Two-time U.S. Olympian Erin Hamlin is the first American woman to win a luge world championship. In Vancouver, she is attempting to become the first U.S. woman to win a luge Olympic medal. VOA profiles the 23-year-old Hamlin, who is considered the best hope the United States has for a luge podium finish at the 2010 Winter Games.
Last year, Erin Hamlin did something that no American has ever done. She broke the powerhouse Germans' luge winning streak at 99 international victories to win a World Championship on her home track in Lake Placid, New York - the site of the 1980 Olympics. She is the first non-German since 1993 to win a world title.
Heading into the 2009 World Championships the Germans had won 19 of the last 20 world titles.
Hamlin says that while some of the German racers were devastated and stunned by her victory, others cheered and offered their congratulations.
"Granted, their team didn't win, but at the same time they understand this is going to be great for the sport and brings a new perspective," Hamlin said. "It makes things a little bit more interesting."
Perhaps with that in mind, Hamlin says she thinks that her gold medal achievement last year will be on minds of the German racers in Vancouver.
"I don't think that before, they ever really cared to think twice, but now I think they have to reclaim their rightful spot," Hamlin said. "The German women have had that streak for so long, but not having them up there, not having to hear the German [national] anthem again, was awesome."
Erin Hamlin finished the 2010 World Cup season in fourth place with two bronze medals. She was behind the top three Germans - Anke Wischnewski, Natalie Geisenberger, and number one Tatjana Huefner who is a two time former world champion and reigning 2006 olympic bronze medalist.

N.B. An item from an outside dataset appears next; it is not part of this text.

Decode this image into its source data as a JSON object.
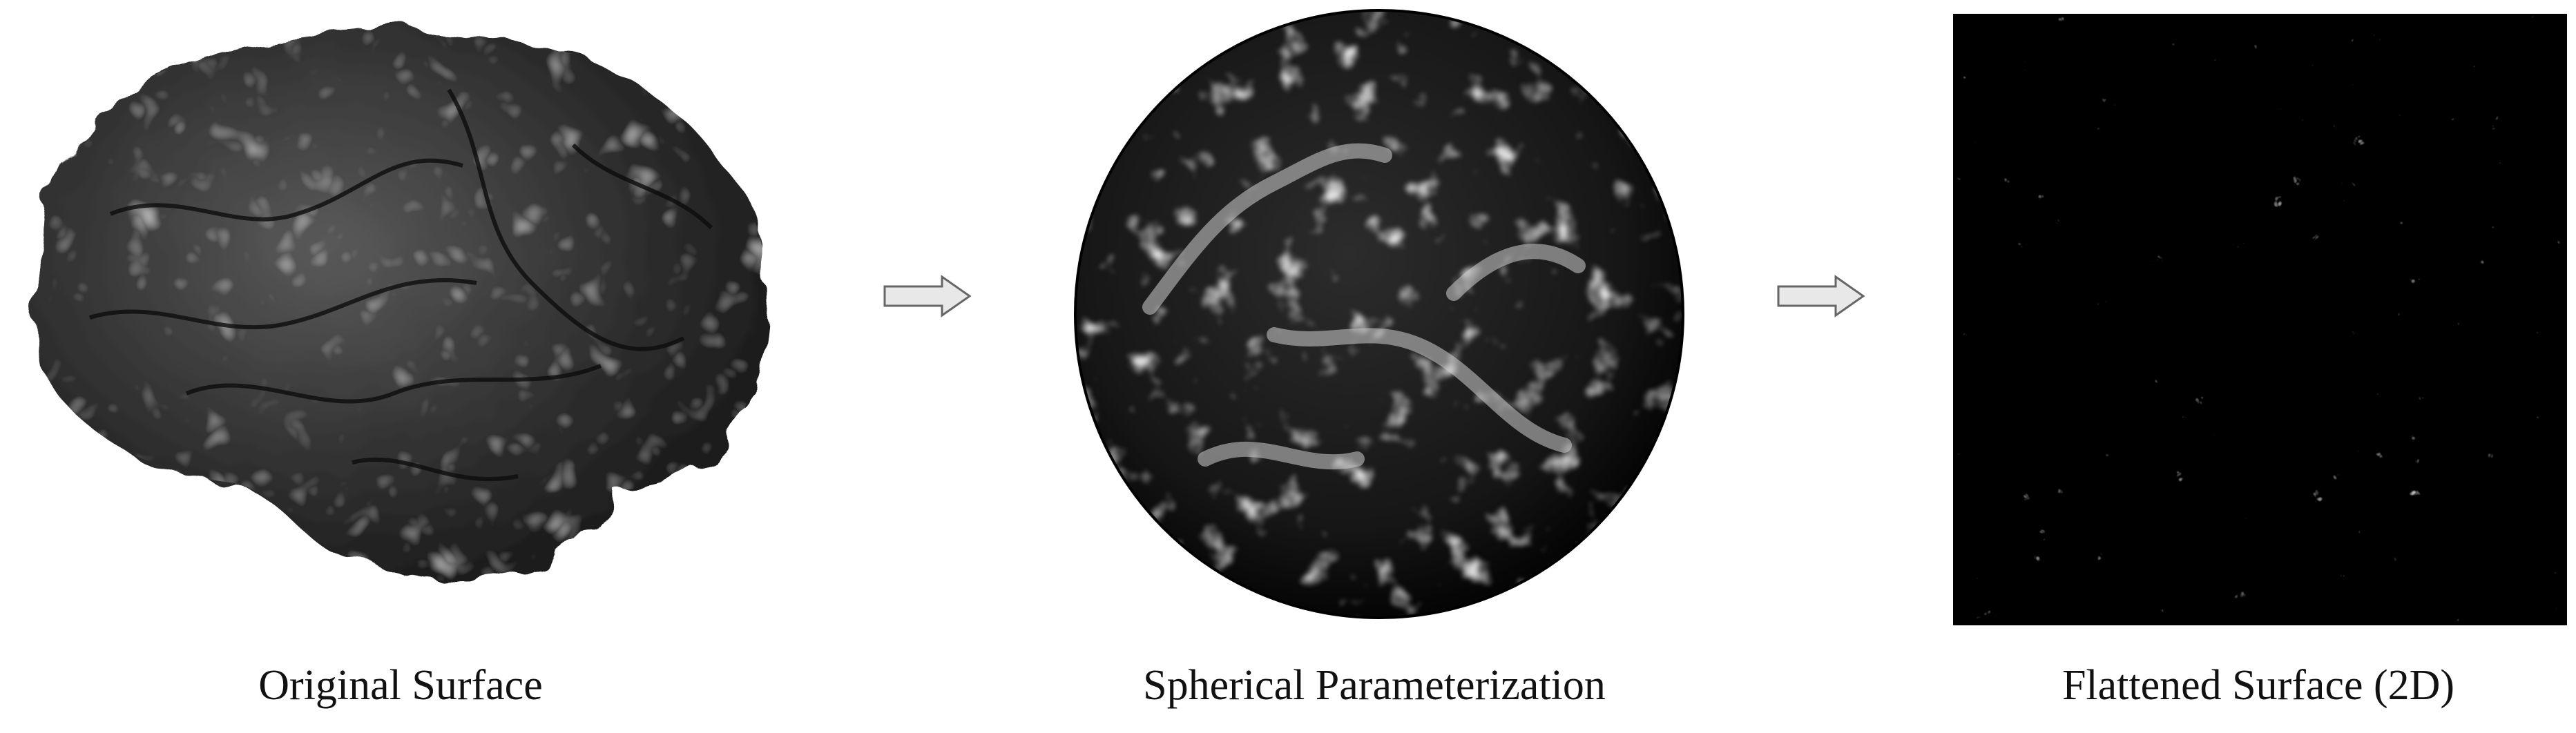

All four women are considered medal contenders in Vancouver, however Germany is favored because it has won seven of the last 10 Olympic gold medals.
In late January, Hamlin won the silver medal behind Huefner at the Challenge Cup competition on the Turin Olympic track in Cesana, Italy. Geisenberger was third. The event is for the best 10 luge racers-- or sliders -- from the World Cup standings, with no more than two athletes per nation competing.
But every track is different, and Hamlin says speed is what sets Vancouver's Whistler Olympic track apart from others.
"The technical parts of how it's built, and the elevation drop," Hamlin said. "Some of the curves are bigger where you can pick up a lot of speed, and then you get to the bottom and it's just fast."
"We go around right around 90 miles an hour (144 kph), the men 95 (152 kph). And for the Olympics I'm sure it will creep a little faster," Hamlin said.
Erin Hamlin is from the town of Remsen in upstate New York, where winter sports are popular. She first started sliding at the age of 12. She says she had to work hard to learn the technical aspects of the sport such as steering, but she liked the challenge, and that is what kept her interested.
After her 2009 victory at Lake Placid, a local ice cream shop in Remsen, The Soda Fountain, celebrated Hamlin's gold medal success by naming a dessert after her. The World Champion Erin Hamlin Sundae, consists of vanilla ice cream mixed with Reese's peanut butter cups and Oreo cookies, with hot fudge, whipped cream and a cherry on top.
Ice cream confections aside, it is conquering a tough course that gives Hamlin a certain satisfaction.
"When a track challenges you, it makes it that much more fulfilling when you can get to the bottom and feel like that was really good," Hamlin said.
And don't forget going fast. Whistler Olympic-track fast. Erin Hamlin aims to slide her way to a sweet medal finish in Vancouver.